- Born: June 12, 1929 Shishmaref, Alaska
- Died: December 2, 2006 (aged 77) Anchorage, Alaska
- Occupation: Musher

= Herbie Nayokpuk =

Inupiaq musher (1929–2006)

Herbie Nayokpuk (June 12, 1929 – December 2, 2006) (Iñupiaq pronunciation of last name: Niiqpaq) nicknamed the "Shishmaref Cannonball", was an Inupiaq musher, known for his cheerful and straight-ahead demeanor. It is said that "no musher in Iditarod history has been more admired, more respected or better liked than Herbie Nayokpuk".

Iditarod Finishes
| Year | Position | Time |
| 1973 | 5th | 21d 11h 0m 19s |
| 1974 | 3rd | 21d 18h 28m 42s |
| 1975 | 4th | 14d 20h 29m 7s |
| 1979 | Scratched | |
| 1980 | 2nd | 14d 20h 32m 12s |
| 1981 | 7th | 12d 22h 17m 45s |
| 1982 | 7th | 16d 14h 8m 21s |
| 1983 | 4th | 12d 22h 4m 28s |
| 1985 | 8th | 18d 17h 20m 0s |
| 1987 | 25th | 13d 10h 27m 47s |
| 1988 | 6th | 13d 3h 26m 44s |

==Life and career==
Nayokpuk was born in Shishmaref in 1929. He was one of the original mushers to run the Iditarod Trail Sled Dog Race in 1973. He also represented Alaska at the presidential inauguration of Ronald Reagan in 1981. He ended up running the Iditarod 11 times.

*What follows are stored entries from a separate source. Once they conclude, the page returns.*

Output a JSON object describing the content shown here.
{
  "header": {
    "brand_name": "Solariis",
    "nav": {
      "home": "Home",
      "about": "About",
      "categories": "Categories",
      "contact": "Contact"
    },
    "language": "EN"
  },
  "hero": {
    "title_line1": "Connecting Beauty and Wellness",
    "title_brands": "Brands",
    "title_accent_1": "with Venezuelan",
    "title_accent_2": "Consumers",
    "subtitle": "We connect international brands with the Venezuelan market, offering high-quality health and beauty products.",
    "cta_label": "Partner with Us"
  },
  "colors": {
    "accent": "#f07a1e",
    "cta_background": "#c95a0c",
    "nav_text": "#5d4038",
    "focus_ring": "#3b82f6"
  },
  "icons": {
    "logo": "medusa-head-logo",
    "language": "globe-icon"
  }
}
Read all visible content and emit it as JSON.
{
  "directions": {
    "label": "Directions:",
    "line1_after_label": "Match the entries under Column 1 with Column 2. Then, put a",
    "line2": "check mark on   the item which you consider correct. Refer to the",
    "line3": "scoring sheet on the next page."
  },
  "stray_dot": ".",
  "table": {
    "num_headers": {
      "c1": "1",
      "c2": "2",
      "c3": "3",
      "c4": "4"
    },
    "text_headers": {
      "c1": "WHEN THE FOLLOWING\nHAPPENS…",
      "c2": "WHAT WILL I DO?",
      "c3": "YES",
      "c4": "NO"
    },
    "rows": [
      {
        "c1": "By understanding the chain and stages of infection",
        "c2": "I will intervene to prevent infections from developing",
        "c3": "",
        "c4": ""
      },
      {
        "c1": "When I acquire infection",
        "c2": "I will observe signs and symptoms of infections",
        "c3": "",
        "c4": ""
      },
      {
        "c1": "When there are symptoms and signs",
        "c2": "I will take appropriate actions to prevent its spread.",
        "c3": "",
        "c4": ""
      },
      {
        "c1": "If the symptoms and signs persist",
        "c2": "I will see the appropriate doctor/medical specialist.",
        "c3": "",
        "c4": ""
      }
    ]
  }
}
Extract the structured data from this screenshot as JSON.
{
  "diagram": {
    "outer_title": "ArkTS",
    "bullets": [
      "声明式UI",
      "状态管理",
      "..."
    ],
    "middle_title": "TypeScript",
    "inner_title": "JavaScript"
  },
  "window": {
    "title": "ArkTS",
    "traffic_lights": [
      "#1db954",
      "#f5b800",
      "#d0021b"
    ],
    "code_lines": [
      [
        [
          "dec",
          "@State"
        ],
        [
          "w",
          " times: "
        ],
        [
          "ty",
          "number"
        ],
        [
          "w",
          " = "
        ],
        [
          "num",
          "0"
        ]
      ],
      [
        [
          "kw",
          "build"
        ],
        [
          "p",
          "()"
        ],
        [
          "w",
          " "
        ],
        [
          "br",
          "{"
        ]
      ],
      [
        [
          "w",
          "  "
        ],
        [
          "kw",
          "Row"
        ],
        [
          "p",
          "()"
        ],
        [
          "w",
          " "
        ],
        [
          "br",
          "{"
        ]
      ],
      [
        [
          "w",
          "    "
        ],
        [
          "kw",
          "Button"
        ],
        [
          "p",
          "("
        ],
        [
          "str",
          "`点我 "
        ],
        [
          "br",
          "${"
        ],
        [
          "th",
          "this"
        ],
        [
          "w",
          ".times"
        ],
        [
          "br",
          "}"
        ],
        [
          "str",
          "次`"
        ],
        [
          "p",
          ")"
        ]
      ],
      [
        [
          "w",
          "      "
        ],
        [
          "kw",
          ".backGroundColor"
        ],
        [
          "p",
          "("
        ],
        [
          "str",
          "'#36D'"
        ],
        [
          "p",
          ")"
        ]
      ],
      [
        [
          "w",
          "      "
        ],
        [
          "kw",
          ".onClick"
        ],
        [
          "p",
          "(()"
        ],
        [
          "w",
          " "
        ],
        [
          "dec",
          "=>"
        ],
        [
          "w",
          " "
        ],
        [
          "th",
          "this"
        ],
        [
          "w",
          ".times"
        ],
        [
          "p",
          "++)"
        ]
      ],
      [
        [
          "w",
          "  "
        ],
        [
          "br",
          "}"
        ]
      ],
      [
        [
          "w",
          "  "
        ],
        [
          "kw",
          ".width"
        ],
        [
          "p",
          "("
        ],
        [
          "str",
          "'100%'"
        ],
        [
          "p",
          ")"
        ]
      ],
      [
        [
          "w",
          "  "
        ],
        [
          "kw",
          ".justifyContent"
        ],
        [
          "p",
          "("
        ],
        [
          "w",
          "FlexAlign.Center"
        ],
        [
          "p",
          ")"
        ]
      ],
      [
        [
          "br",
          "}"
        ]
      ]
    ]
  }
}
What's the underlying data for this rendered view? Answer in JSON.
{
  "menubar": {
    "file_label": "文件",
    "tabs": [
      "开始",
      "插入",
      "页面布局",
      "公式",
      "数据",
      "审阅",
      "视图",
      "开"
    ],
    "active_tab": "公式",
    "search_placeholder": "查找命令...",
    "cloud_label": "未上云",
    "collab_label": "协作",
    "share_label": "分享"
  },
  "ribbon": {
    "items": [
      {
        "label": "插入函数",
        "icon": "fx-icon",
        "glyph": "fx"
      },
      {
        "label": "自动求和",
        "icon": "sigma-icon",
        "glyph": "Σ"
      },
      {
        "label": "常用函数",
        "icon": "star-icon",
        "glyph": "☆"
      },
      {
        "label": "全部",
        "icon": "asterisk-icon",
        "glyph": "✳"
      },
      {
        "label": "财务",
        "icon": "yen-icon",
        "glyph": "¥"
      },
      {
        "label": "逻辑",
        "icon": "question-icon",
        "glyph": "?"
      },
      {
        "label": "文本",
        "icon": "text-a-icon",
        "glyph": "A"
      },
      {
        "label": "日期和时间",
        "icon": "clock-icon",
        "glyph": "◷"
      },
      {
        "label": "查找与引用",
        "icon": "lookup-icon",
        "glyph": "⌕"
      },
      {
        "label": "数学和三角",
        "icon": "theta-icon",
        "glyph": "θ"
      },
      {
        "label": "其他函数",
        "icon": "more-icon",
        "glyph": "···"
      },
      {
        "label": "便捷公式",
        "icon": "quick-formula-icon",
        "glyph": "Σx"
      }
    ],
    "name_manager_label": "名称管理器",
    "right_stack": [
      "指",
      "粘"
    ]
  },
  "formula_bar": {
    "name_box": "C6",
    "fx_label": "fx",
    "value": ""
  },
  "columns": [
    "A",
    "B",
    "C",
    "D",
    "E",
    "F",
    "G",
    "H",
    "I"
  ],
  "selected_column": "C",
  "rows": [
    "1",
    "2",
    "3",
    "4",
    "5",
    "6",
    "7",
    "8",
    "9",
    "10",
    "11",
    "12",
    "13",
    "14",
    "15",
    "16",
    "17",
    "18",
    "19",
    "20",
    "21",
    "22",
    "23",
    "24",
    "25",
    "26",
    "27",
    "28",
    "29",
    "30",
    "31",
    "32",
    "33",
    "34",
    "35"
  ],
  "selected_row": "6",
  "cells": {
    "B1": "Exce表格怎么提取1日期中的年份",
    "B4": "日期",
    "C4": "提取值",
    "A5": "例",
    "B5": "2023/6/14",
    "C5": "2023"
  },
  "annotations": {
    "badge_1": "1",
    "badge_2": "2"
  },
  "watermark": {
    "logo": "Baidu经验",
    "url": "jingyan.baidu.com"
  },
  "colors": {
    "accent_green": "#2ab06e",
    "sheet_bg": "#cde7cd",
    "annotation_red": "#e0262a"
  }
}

He never won, but he made some notably daring attempts in extreme weather conditions. He suffered a stroke after one race and competed in another despite having just recovered from a heart attack. He was also an accomplished Inupiaq artist.

==Death and legacy==
Nayokpuk died at the age of 77 at the Alaska Native Medical Center in Anchorage, Alaska, after suffering a massive stroke at his home in mid-November and then lapsing into a coma. He is buried in Shishmaref. Each year since 2007, an Iditarod musher is awarded with the "Herbie Nayokpuk Memorial Award", which goes to the musher "who best epitomizes Herbie Nayokpuk's spirit of mushing the Iditarod".